De microservices-monitoring-crisis#

Traditionele uptime-monitoring vraagt: "Reageert je website?"

Moderne microservices-architectuur vraagt: "Reageren alle 47 microservices, en reageren ze correct op elkaar?"

Een microservices-platform bestaat uit tientallen onderling verbonden services:

API Gateway → Auth Service → User Service → Database
             → Payment Service → Stripe
             → Notification Service → SendGrid
             → Reporting Service → Data Warehouse
             → Search Service → Elasticsearch
             → Cache → Redis

Als ÉÉN van deze services faalt:

Auth Service down = niemand kan inloggen
Payment Service down = klanten kunnen niet betalen
Search Service down = klanten kunnen producten niet vinden
Redis-cache down = systeem wordt traag (cascading failure)

Traditionele uptime-monitoring mist deze complexiteit volledig.

Waarom microservices-monitoring anders is#

1. Gedistribueerde failures

In monolithische systemen is failure binair: up of down.

In microservices zijn failures gedeeltelijk en cascaderen ze:

Scenario 1: Search Service Slow
  - Search requests take 10 seconds (normally 200ms)
  - Frontend requests time out waiting for search results
  - API request latency spikes 10x
  - Users see "page loading slowly"
  - Not detected by simple uptime checks (API is technically responding)
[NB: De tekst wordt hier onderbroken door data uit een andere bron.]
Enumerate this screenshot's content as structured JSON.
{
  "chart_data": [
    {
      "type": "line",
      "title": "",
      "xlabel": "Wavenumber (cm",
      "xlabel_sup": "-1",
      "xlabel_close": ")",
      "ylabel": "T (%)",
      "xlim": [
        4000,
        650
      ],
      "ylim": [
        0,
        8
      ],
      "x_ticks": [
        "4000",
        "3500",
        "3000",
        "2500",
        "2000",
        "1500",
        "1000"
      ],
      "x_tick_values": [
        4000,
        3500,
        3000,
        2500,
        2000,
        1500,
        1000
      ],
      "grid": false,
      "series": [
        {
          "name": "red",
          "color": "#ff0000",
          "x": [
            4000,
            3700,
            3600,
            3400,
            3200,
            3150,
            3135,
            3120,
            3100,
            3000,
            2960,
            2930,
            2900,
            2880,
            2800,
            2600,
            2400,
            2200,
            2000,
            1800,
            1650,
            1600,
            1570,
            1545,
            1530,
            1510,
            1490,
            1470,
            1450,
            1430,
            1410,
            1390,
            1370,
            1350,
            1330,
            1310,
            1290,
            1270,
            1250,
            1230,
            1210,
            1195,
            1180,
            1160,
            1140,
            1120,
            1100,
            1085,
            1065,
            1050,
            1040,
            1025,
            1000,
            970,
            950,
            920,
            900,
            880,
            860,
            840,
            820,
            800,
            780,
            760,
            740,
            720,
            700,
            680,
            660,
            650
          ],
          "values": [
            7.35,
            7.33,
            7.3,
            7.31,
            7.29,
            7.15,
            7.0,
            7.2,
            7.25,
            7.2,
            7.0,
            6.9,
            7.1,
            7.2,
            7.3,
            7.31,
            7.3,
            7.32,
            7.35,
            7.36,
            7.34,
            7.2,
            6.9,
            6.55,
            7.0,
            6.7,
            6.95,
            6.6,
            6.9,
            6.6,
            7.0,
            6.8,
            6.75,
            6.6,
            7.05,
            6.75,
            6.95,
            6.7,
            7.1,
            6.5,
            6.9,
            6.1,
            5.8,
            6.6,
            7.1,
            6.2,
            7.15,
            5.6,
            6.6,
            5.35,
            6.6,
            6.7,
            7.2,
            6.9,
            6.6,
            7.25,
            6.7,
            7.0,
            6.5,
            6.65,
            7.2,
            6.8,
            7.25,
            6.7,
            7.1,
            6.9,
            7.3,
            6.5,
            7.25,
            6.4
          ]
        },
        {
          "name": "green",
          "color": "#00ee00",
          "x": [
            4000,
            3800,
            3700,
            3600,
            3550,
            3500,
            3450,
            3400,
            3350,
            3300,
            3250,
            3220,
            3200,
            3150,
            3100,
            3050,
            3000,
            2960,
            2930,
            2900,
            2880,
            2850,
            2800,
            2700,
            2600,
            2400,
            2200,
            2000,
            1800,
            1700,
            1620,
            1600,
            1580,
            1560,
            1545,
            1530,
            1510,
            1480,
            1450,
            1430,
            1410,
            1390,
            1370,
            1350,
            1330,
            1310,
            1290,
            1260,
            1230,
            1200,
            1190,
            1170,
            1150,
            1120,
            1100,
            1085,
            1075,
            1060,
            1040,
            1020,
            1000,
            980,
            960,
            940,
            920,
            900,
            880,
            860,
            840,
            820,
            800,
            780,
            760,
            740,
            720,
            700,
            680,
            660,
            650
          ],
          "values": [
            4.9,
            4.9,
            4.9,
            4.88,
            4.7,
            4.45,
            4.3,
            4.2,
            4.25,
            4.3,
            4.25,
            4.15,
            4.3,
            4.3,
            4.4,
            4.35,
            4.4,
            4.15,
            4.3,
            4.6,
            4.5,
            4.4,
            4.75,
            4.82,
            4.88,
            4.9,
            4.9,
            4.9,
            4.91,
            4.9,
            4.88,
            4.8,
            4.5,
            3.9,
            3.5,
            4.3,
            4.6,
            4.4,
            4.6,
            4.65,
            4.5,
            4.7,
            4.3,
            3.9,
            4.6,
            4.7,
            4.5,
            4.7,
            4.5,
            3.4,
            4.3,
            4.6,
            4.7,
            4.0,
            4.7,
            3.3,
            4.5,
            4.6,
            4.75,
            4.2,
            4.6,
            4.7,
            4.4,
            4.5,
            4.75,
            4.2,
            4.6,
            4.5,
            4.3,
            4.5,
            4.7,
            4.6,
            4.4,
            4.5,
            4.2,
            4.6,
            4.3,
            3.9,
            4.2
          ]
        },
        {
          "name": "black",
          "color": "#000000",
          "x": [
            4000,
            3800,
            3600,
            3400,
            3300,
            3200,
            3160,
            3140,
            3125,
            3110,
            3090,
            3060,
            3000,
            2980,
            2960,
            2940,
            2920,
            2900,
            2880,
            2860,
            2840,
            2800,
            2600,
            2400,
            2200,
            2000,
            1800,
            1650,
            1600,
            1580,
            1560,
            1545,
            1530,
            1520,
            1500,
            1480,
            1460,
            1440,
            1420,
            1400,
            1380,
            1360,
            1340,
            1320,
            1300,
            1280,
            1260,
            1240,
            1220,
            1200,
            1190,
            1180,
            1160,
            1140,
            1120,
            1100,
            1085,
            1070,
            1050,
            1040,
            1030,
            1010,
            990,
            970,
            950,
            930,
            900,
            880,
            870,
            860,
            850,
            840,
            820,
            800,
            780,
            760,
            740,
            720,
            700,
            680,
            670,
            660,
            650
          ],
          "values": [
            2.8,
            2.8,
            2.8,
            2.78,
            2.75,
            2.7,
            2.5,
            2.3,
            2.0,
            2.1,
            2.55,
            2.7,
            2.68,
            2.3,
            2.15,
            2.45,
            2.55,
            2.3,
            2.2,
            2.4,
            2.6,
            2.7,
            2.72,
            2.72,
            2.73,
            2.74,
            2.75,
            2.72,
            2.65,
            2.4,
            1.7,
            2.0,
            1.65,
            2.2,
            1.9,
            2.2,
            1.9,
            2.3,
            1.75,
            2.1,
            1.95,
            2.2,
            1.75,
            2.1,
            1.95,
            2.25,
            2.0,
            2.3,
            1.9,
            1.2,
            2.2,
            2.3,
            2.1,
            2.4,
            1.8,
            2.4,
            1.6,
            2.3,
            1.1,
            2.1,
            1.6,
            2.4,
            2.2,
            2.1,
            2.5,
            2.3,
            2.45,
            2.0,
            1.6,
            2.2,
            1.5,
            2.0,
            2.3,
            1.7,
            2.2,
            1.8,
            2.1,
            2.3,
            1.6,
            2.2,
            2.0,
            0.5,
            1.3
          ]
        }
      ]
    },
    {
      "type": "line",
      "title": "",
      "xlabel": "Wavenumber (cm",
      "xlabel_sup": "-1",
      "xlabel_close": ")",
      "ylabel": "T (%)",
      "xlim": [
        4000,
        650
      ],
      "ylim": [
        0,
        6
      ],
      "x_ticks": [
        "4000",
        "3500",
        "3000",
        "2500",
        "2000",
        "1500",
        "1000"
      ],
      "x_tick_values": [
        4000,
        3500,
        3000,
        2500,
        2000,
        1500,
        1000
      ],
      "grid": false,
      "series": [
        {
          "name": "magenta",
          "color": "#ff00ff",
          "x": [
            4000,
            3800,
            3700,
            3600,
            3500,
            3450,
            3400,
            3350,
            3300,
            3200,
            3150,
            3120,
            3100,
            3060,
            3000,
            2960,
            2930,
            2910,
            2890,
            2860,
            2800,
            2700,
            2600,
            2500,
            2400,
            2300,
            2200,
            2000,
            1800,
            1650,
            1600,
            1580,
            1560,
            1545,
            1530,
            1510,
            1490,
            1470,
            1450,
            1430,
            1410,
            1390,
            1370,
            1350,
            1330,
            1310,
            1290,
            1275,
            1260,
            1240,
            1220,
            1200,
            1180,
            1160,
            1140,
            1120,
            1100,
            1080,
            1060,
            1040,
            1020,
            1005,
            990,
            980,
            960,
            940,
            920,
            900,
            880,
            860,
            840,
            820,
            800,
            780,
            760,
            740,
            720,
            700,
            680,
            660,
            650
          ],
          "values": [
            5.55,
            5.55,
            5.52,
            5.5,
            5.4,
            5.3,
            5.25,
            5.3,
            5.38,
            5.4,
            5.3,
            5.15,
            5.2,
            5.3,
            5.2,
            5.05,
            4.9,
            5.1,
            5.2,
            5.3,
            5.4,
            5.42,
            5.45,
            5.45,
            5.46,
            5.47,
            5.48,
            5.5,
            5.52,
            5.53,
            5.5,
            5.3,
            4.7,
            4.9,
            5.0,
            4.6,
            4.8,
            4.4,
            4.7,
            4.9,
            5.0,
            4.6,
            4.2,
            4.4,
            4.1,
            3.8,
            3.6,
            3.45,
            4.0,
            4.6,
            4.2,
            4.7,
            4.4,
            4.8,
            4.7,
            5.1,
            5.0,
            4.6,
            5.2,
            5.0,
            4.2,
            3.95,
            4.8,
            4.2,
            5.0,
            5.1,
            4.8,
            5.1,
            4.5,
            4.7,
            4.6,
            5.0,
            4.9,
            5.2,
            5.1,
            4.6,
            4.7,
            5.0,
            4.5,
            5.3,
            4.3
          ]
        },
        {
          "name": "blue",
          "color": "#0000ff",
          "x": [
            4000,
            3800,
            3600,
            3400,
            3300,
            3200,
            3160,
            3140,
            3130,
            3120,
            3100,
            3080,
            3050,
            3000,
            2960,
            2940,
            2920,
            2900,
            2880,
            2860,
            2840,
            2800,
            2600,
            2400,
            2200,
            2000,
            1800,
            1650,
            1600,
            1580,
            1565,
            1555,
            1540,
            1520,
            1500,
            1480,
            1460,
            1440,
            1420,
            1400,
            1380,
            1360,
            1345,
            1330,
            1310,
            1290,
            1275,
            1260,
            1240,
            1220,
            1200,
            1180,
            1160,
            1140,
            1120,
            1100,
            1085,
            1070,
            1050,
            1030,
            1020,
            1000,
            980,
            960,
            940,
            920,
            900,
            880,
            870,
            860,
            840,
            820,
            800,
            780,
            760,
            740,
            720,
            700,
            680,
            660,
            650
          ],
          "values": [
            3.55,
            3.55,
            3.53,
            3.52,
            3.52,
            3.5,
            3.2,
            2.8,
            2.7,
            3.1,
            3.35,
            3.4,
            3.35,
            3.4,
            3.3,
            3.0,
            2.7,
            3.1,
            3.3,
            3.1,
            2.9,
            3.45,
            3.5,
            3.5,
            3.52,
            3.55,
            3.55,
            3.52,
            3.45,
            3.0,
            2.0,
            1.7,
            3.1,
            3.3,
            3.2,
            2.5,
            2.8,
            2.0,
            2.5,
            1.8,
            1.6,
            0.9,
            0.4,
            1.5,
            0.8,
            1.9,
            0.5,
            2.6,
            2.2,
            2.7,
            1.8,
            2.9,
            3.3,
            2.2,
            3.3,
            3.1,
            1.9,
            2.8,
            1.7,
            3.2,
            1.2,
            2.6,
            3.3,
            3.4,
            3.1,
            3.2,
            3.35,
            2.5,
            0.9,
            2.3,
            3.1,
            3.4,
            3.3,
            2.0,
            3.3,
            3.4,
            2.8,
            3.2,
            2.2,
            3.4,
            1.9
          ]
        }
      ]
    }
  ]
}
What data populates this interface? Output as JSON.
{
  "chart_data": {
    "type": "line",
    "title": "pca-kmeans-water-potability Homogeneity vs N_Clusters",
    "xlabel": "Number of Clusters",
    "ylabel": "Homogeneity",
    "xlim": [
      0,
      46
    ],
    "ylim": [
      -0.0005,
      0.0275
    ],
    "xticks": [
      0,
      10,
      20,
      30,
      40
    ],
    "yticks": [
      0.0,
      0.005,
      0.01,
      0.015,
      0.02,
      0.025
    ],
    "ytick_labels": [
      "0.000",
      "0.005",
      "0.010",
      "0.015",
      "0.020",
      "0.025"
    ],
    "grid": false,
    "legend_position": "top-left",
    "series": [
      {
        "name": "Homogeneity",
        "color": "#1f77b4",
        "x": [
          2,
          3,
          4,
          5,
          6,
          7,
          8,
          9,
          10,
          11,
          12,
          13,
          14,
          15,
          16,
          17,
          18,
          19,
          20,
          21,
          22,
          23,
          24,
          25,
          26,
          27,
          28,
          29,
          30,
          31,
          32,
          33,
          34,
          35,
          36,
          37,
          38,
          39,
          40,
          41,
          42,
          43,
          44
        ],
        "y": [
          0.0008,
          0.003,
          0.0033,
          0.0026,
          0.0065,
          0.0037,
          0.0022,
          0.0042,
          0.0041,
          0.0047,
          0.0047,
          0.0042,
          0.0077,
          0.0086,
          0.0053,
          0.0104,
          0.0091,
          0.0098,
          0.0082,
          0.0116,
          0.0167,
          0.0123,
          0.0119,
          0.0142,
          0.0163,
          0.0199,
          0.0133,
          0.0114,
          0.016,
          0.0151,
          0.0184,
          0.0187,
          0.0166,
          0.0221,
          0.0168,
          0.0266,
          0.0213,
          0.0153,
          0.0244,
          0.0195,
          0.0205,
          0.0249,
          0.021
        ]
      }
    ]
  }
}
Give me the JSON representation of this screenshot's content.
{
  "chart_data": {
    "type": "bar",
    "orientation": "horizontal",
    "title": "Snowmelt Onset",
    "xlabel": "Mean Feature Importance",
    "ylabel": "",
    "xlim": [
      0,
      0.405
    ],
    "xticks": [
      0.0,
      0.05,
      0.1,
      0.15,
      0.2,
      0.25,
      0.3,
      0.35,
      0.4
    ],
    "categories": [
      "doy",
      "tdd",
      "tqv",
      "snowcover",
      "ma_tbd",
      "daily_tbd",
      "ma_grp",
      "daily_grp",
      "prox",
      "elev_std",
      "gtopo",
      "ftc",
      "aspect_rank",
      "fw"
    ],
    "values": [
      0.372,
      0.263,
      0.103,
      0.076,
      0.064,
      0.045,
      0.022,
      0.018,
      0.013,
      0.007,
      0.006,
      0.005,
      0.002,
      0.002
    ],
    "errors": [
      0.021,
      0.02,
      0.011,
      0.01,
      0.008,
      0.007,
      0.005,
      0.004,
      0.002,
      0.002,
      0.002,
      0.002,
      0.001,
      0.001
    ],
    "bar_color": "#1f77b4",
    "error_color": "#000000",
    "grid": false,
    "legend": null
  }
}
Scenario 2: Cache Service Degraded
  - Redis cache hit rate drops from 90% to 20%
  - Database gets 4x more queries
  - Database CPU spikes to 100%
  - All requests slow down (even unrelated ones)
  - Cascading failure across entire system

Scenario 3: Service Communication Failure
  - Auth Service is up
  - User Service is up
  - But network issue prevents Auth → User communication
  - Users can't log in
  - Both services show as "up" in monitoring

2. Kubernetes-specifieke failures

Kubernetes voegt complexiteit toe:

Pod Restart Cycle:
  - Pod crashes due to memory leak
  - Kubernetes automatically restarts pod
  - Pod is restarting, not responding to traffic
  - Appears "up" (pod exists) but isn't serving requests

Node Failure:
  - Kubernetes node goes down
  - Scheduler moves pods to other nodes
  - Pods are fine but temporarily unavailable during migration
  - Brief request failures during transition

Deployment Issue:
  - New deployment has bug in startup
  - Pods fail to start
  - Existing pods still serving requests
  - System is degraded but not fully down

3. Service mesh-complexiteit

Met service mesh (Istio, Linkerd):

Service Mesh adds another layer:
  - Service → Sidecar → Network → Sidecar → Service
  - Sidecar can inject failures (rate limiting, timeouts)
  - Circuit breakers can trip (preventing requests)
  - Load balancing can be uneven (some instances getting more traffic)

Monitoring must include:
  - Sidecar health
  - Circuit breaker status
  - Load balancing distribution
  - Service mesh control plane health

Microservices-monitoring-architectuur#

Niveau 1: service-beschikbaarheid#

Monitor elke service apart:

Auth Service:
  - Is the service running? (pod count > 0)
  - Is it responding to health checks? (GET /health returns 200)
  - What's the response time? (P95 &lt; 100ms)
  - What's the error rate? (&lt; 0.1%)

Payment Service:
  - Is the service running?
  - Is it responding? (GET /health)
  - Can it communicate with Stripe? (Stripe is responding)
  - What's the latency? (P95 &lt; 500ms)

Niveau 2: service-communicatie#

Monitor service-naar-service-communicatie:

Auth Service → User Service:
  - Can Auth Service reach User Service? (network connectivity)
  - What's the latency? (P95 &lt; 50ms)
  - What's the error rate? (&lt; 0.01%)

User Service → Database:
  - Can User Service reach database? (connection pool health)
  - Is connection pool exhausted? (waiting for connections)
  - What's the query latency? (P95 &lt; 100ms)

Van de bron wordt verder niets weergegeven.